On 3/4/21 6:50 PM, Stefan Monnier wrote:
The abstract states:
"In the DDC technique, source code is compiled twice: once with a
second (trusted) compiler (using the source code of the compiler’s
parent), and then the compiler source code is compiled using the
result of the first compilation. If the result is bit-for-bit
identical with the untrusted executable, then the source code
accurately represents the executable."
I find the above to be unclear:
Of course, it's an abstract. You can read the paper for more
details. Basically:
Take an existing untrusted compiler whose source code is A and binary
is cA. You check that:
cA == cA(A)
if it's not the case (or if you don't have access to the source code
A), the DDC technique can't be used.
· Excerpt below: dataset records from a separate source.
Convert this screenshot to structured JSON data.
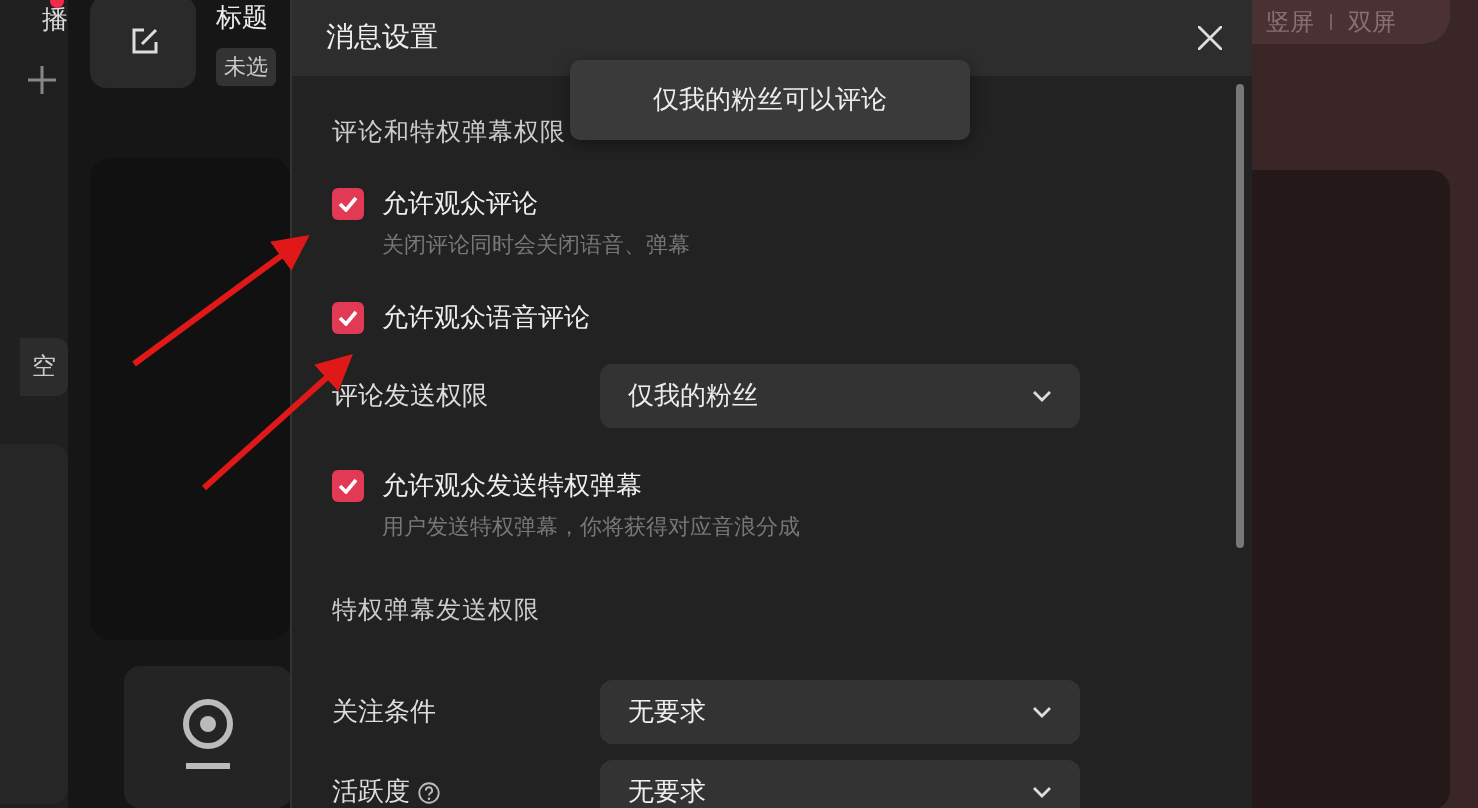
{
  "sidebar": {
    "live_label": "播",
    "live_dot": true,
    "clear_button": "空"
  },
  "stream_card": {
    "title": "标题",
    "category_tag": "未选"
  },
  "layout_switch": [
    "竖屏",
    "双屏"
  ],
  "dialog": {
    "title": "消息设置",
    "sections": [
      {
        "heading": "评论和特权弹幕权限",
        "items": [
          {
            "kind": "checkbox",
            "label": "允许观众评论",
            "checked": true,
            "hint": "关闭评论同时会关闭语音、弹幕"
          },
          {
            "kind": "checkbox",
            "label": "允许观众语音评论",
            "checked": true
          },
          {
            "kind": "select",
            "label": "评论发送权限",
            "value": "仅我的粉丝"
          },
          {
            "kind": "checkbox",
            "label": "允许观众发送特权弹幕",
            "checked": true,
            "hint": "用户发送特权弹幕，你将获得对应音浪分成"
          }
        ]
      },
      {
        "heading": "特权弹幕发送权限",
        "items": [
          {
            "kind": "select",
            "label": "关注条件",
            "value": "无要求"
          },
          {
            "kind": "select",
            "label": "活跃度",
            "value": "无要求",
            "help": true
          }
        ]
      }
    ]
  },
  "toast": "仅我的粉丝可以评论"
}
If it is the case, you have
just checked that `A` is indeed the source code for `cA`.
You have checked that 'cA' can reproduce itself given 'A' as input.
This is the key feature of the TT attack -- the machine code executable
'cA' contains a backdoor, but the source code 'A' does not.
The backdoor source code was removed from 'A' once the backdoor machine
code injection was working in 'cA'. The backdoor machine code injection
in 'cA' is what perpetuates the TT attack whenever 'cA' is recompiled
from 'A'.
Then take a trusted compiler whose source code is T. Now compile it
with `cA`:
cT = cA(T)
and then use this new compiler binary `cT` to compile `A` a second
time:
cA2 = cT(A)
finally compare `cA` and `cA2`. If they're bit-for-bit identical,
then you're good: `cA` doesn't seem to have any hidden trojan horse.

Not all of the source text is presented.